P. falciparum requires two hosts for its development and transmission: humans and Anopheles mosquito species. The parasite life cycle involves numerous developmental stages. In humans take place stages of Plasmodium’s development that are part of its “so-called” asexual development. On the other hand, mosquitos harbour other stages of the parasite development, associated with its sexual reproduction (Figure 1). Humans are infected by a stage called “sporozoites” upon the bite of an infected mosquito. Sporozoites enter the bloodstream and migrate through to the liver where they invade the liver cells (hepatocytes), multiply and form “hepatic schizonts”. Then, the schizonts rupture and release in the circulation the stage of “merozoites” which invade red blood cells (RBCs). The clinical symptoms of malaria such as fever, anemia, and neurological disorder are produced during the blood stage. In RBCs are formed “trophozoites”, that have two alternative paths of development. They can either form “blood-stage schizonts” that produce more RBC-infecting merozoites or can alternatively differentiate to sexual forms, male and female “gametocytes”. Finally, gametocytes get ingested by new mosquitoes during blood meal where they undergo sexual reproduction forming a “zygote”. The zygotes then pass through several additional stages until maturation to a new generation of sporozoites, closing the parasite life cycle (Figure 1).

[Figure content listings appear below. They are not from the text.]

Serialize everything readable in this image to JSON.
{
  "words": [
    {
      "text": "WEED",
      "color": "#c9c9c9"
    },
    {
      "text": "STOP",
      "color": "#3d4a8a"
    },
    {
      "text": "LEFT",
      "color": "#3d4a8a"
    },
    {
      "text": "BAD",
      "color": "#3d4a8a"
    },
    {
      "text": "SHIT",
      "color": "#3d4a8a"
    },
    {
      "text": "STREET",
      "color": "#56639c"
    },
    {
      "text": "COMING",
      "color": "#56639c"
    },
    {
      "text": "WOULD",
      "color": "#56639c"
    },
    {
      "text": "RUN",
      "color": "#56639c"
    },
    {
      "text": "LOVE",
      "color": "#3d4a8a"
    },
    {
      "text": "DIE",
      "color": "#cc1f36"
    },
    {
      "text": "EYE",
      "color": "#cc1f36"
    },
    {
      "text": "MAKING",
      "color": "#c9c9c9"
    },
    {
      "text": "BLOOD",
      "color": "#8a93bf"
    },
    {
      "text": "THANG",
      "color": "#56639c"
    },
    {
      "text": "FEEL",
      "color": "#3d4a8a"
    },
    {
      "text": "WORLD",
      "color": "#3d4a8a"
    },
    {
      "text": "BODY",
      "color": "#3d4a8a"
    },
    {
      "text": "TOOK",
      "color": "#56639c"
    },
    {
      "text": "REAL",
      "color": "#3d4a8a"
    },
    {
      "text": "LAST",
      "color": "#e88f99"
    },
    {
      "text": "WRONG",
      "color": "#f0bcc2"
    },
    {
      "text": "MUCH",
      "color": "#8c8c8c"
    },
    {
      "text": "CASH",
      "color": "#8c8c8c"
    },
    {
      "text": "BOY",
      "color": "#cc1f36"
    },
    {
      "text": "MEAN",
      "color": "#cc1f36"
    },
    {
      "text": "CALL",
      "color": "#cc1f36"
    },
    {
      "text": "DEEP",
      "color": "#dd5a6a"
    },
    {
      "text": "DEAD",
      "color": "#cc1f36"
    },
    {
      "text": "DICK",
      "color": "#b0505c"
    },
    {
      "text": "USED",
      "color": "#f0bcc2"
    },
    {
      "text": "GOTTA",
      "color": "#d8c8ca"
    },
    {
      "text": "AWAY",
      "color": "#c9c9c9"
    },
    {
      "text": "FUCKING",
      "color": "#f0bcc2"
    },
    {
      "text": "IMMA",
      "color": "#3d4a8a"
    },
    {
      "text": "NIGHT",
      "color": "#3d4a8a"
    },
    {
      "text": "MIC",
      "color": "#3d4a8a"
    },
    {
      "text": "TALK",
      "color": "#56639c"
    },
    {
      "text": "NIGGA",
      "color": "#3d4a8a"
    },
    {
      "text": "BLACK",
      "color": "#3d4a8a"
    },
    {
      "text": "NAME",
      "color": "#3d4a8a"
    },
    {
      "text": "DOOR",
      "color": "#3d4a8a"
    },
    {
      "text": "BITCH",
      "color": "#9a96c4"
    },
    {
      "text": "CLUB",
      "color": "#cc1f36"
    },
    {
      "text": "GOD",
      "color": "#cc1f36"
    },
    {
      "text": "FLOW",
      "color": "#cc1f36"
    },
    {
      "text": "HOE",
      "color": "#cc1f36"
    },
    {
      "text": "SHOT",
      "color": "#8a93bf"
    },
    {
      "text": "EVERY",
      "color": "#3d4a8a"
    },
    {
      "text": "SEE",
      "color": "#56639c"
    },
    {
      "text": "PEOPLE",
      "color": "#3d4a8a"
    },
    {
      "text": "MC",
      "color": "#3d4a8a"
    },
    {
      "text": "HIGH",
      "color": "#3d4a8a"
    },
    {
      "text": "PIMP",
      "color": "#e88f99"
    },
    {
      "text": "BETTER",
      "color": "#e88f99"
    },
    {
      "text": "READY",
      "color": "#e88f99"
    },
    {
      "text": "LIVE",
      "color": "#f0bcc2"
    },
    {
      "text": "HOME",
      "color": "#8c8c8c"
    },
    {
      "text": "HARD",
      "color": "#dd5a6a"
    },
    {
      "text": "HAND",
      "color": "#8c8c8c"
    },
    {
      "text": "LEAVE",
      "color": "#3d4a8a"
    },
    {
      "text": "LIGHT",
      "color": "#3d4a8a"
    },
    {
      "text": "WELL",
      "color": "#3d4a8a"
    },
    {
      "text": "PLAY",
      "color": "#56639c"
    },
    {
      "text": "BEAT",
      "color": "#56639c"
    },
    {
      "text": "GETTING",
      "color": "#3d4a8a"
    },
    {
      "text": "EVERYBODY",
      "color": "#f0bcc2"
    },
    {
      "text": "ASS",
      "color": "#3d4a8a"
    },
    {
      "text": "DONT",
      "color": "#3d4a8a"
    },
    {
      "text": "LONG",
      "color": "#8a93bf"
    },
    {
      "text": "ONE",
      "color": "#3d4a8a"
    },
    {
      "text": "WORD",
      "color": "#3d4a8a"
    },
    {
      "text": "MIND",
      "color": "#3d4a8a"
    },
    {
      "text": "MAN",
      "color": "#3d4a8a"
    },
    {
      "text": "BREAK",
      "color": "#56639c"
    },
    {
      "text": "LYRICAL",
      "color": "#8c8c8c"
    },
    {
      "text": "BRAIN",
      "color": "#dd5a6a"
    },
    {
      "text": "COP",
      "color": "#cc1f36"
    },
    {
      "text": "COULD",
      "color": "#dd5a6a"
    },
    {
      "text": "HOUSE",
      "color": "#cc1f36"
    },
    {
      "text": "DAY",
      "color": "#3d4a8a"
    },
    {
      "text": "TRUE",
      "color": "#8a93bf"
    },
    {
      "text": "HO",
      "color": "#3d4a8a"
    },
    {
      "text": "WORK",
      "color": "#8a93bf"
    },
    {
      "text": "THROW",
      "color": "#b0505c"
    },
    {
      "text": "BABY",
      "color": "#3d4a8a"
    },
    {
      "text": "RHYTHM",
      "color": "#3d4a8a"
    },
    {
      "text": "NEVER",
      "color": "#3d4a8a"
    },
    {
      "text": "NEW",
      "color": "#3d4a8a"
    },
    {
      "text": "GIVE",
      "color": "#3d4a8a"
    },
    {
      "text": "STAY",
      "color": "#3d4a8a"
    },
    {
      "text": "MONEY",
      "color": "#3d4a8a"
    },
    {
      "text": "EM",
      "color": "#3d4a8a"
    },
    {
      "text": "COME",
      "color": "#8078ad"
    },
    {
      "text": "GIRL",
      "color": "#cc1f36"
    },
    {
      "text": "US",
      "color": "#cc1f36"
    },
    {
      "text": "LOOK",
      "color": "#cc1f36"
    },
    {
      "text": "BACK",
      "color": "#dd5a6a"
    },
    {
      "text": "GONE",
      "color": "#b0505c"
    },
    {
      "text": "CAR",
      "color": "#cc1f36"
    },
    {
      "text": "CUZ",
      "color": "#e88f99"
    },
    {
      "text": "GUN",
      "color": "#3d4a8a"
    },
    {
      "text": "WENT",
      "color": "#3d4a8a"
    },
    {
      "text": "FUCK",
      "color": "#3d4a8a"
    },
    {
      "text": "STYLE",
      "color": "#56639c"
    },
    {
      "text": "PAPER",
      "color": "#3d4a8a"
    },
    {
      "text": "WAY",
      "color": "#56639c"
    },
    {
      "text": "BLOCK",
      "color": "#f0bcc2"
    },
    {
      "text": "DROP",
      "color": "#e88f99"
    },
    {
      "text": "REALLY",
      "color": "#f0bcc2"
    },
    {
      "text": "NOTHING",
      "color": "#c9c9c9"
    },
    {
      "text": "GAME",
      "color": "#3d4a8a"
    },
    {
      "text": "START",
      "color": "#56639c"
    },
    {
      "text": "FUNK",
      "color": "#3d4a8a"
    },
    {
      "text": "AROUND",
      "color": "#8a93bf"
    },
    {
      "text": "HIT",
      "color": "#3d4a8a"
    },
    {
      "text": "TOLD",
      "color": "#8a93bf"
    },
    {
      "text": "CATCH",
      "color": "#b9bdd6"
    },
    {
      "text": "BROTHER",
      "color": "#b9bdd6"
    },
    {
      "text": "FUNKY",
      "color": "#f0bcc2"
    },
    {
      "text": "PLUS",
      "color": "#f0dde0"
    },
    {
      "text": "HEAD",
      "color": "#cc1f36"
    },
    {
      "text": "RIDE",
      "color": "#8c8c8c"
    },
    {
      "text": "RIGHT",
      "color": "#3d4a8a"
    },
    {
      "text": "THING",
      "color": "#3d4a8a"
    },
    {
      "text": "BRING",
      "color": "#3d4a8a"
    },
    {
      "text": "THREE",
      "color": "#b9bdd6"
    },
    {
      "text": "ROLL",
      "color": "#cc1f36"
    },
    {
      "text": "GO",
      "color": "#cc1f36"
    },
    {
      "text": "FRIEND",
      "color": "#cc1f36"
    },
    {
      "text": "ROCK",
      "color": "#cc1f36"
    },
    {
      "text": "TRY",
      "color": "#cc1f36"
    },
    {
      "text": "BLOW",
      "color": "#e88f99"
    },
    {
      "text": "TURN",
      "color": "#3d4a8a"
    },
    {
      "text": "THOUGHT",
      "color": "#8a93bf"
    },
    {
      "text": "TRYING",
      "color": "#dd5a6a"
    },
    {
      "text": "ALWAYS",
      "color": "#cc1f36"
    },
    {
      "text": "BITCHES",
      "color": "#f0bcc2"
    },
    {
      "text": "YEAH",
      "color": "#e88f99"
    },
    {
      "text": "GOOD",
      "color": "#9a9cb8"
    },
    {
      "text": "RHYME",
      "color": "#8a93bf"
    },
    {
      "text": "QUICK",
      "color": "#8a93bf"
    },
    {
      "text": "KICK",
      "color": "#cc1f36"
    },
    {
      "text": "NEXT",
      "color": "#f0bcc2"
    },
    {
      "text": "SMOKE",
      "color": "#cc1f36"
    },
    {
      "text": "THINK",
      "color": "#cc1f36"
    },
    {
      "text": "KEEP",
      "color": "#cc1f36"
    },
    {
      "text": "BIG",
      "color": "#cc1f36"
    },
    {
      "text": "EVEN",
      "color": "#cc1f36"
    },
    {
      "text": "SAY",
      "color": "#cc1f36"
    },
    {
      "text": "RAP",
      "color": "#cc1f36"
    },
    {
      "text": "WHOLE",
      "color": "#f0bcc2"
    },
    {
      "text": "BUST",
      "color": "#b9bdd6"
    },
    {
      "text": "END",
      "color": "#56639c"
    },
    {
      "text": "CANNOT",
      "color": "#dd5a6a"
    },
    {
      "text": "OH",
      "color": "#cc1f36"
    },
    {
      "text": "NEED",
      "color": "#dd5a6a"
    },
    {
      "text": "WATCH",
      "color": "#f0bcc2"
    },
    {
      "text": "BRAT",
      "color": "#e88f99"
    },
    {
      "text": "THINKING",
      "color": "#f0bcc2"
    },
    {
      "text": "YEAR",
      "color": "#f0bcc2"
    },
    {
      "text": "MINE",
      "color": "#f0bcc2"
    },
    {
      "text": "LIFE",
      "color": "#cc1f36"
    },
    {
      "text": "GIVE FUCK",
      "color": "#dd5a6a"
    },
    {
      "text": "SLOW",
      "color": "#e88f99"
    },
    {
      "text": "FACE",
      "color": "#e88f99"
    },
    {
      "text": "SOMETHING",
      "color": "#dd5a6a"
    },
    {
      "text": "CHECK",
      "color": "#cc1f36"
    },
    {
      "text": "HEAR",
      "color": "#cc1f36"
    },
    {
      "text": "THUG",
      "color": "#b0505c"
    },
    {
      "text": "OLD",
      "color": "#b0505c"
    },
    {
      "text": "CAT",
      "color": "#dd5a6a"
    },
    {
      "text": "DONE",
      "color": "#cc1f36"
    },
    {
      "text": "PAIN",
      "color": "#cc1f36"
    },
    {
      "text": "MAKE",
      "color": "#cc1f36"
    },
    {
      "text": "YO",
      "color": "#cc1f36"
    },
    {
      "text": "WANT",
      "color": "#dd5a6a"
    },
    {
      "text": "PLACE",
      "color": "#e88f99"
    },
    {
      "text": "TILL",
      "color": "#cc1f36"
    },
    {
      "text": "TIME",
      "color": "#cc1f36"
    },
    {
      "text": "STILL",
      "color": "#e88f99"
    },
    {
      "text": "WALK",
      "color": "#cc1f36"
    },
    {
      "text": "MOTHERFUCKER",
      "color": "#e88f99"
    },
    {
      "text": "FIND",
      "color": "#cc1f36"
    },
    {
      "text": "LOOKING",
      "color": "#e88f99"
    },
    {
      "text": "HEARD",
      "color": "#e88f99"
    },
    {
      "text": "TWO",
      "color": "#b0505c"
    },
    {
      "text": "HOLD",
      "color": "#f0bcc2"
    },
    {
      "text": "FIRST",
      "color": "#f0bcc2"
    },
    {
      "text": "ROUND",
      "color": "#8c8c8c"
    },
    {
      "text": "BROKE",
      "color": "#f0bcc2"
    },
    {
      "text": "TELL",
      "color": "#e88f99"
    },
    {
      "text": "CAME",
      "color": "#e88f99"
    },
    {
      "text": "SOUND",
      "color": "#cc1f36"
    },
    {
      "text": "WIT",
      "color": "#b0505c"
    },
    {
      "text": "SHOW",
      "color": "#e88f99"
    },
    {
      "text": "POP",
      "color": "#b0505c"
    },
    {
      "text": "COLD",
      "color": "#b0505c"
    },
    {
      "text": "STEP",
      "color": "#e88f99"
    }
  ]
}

Figure 1: Life cycle of Plasmodium falciparum. Image created with BioRender.com
This complexity of the Plasmodium life cycle presents opportunities to generate drugs acting on various stages of its development. The review of Okombo and colleagues underlines how new genomic data have enabled the identification of genes contributing to various parasite traits, particularly those of antimalarial drug responses. The authors recap genetic- and genomic-based approaches that have set the stage for current investigations into antimalarial drug resistance and Plasmodium biology and have thus led to expanding and improving the available antimalarial arsenal.
For instance, in “genome-wide association studies” (GWAS), parasites isolated from infected patients are profiled for resistance against antimalarial drugs of interest, and their genomes are studied in order to identify genetic variants associated with resistance. In “genetic crosses and linkage analyses”, gametocytes from genetically distinct parental parasites are fed to mosquitoes in which they undergo sexual reproduction. The resulting progeny are inoculated into humanized human liver-chimeric mice-models that support P. falciparum infections and development. The progeny is later analyzed to identify the DNA changes associated with resistance and drug response variation. In “in vitro evolution and whole-genome analysis” antiplasmodial compounds are used to pressure P. falciparum progeny to undergo evolution to drug-resistant parasites. Their genome is then analyzed to identify the genetic determinants that may underlie the resistance. “Phenotype-driven functional Plasmodium mutant screens” are based on random genome-wide mutation generation and selection of mutants that either are resistant to drugs or have affected development, pathogenicity, or virulence. Such an approach has also led to the discovery of novel important genes. In addition, the review covers a number of cutting-edge methods for genome editing used to study antimalarial resistance and mode of action. Experiments using genetically engineered parasites constitute a critical step in uncovering the functional role of the identified genes. Finally, the reader can also find an overview of Plasmodium “regulatable expression strategies”. These approaches are particularly valuable in the study of non-dispensable (essential) genes. Additional information on other intriguing and powerful techniques are further described in the original paper.